Petit rappel, au cas où : une réelle médiation culturelle favorise les liens entre la culture et les citoyennes et citoyens, elle fait oeuvre de facilitation et de conseil, mais en aucun cas de sélection imposée et excluante (dans une démocratie, en tout cas).

4. Des exigences « de recrutement » infondées, voire choquantes

Pour « aider » à ces sélections tout à fait iniques, il est exigé de nous par les équipes du Pass Culture et par les rectorats de fournir un extrait du casier judiciaire, un CV, une lettre de motivation, et de justifier d’une expérience, entre autres beaucoup de choses…

Or l’Education Nationale et le Ministère de la Culture n’ont pas à nous soumettre à de tels critères qui ressemblent à des critères d’embauche. 

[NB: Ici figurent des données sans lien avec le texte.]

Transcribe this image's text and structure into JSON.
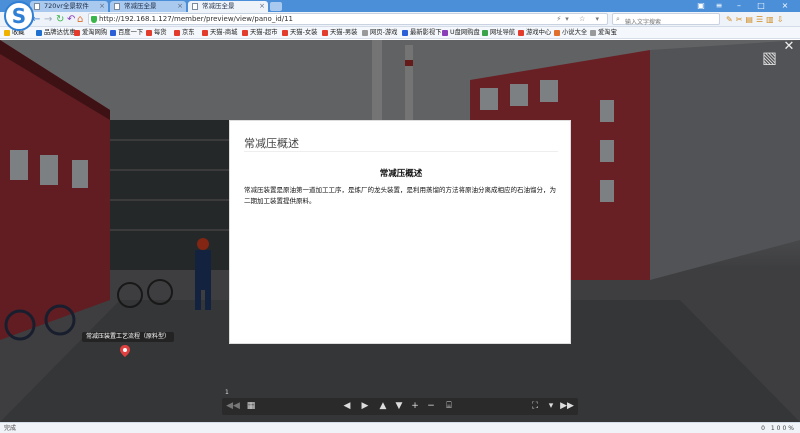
{
  "browser": {
    "tabs": [
      {
        "label": "720vr全景软件",
        "active": false
      },
      {
        "label": "常减压全景",
        "active": false
      },
      {
        "label": "常减压全景",
        "active": true
      }
    ],
    "url": "http://192.168.1.127/member/preview/view/pano_id/11",
    "search_placeholder": "输入文字搜索",
    "bookmarks": [
      {
        "label": "收藏",
        "color": "#f0b400"
      },
      {
        "label": "品牌达优惠",
        "color": "#1f6fd0"
      },
      {
        "label": "爱淘网购",
        "color": "#e43c2c"
      },
      {
        "label": "百度一下",
        "color": "#2a5fd8"
      },
      {
        "label": "每货",
        "color": "#e43c2c"
      },
      {
        "label": "京东",
        "color": "#e43c2c"
      },
      {
        "label": "天猫-商城",
        "color": "#e43c2c"
      },
      {
        "label": "天猫-超市",
        "color": "#e43c2c"
      },
      {
        "label": "天猫-女装",
        "color": "#e43c2c"
      },
      {
        "label": "天猫-男装",
        "color": "#e43c2c"
      },
      {
        "label": "网页-游戏",
        "color": "#999999"
      },
      {
        "label": "最新影视下",
        "color": "#2a5fd8"
      },
      {
        "label": "U盘网购盘",
        "color": "#8a3fb8"
      },
      {
        "label": "网址导航",
        "color": "#3ba34a"
      },
      {
        "label": "游戏中心",
        "color": "#e43c2c"
      },
      {
        "label": "小说大全",
        "color": "#e0702c"
      },
      {
        "label": "爱淘宝",
        "color": "#999999"
      }
    ],
    "status_left": "完成",
    "status_right": "0   100%"
  },
  "pano": {
    "hotspot_label": "常减压装置工艺流程（原料型）",
    "page_number": "1"
  },
  "modal": {
    "title": "常减压概述",
    "article_title": "常减压概述",
    "article_body": "常减压装置是原油第一道加工工序，是炼厂的龙头装置，是利用蒸馏的方法将原油分离成相应的石油馏分，为二期加工装置提供原料。"
  }
}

Procéder ainsi, c’est dévoyer totalement l’esprit de l’EAC, qui est de faire venir la culture vers les jeunes ou les jeunes vers la culture. Ce n’est pas embaucher un animateur en classe. Penser « embauche », c’est suivre la logique d’esprit d’une société privée, le Pass Culture, qui a trouvé très pratique, pour mettre en relation des enseignant·es avec des acteurs culturels, de placer ces derniers en situation de demande et de démarchage, sans qu’ils puissent s’y soustraire à cause de la généralisation du « dispositif », contre leur gré. Ce qui a été suivi, c’est une logique digne d’une plateforme airbnb sans imaginer une seule seconde que les artistes-auteurs et autrices ne seraient pas choisies sur la base d’une « annonce », mais sur celle de la qualité de leurs oeuvres. Il n’a pas été une seule seconde imaginé que c’étaient les établissements les demandeurs, et non les artistes-auteurs et autrices. Il a encore été moins pensé que faire subir aux artistes-auteurs et autrices une sélection sévère, au moyen d’un dossier « d’embauche » ahurissant, ou de critères tout à fait opaques et injustifés, serait parfaitement anti-démocratique dans le cadre d’un accès à la culture. C’est une révolution copernicienne qui doit s’opérer dans la tête de ces gens, qui ont tout pensé de travers. N’y avait-il pas d’autres personnes à écouter, pour mettre en place une telle chose ? Comme les premiers et les premières concernées ?

Pour bien préciser les choses : dans le cadre de l’EAC, nous ne sommes pas embauché·es, nous sommes invité·es dans les classes. Nous demander un extrait du casier judiciaire est particulièrement choquant : aujourd’hui, refuserait-on par exemple au grand écrivain Jean Genet de parler de ses livres et de son expérience de vie à des classes de lycée ? Lorsque la classe va voir une pièce de théâtre, est-il demandé le casier judiciaire de chaque membre de la troupe ?…

Par ailleurs, n’ayez crainte : quand nous venons en classe, nous n’avons jamais d’élèves en responsabilité. C’est l’enseignant·e qui garde l’entière responsabilité de sa classe. Enseignant·es qui, rappelons-le, n’ont pas le droit de nous laisser seul·e avec la classe.

Il est donc tout à fait abusif de nous demander autant de documents et justificatifs. 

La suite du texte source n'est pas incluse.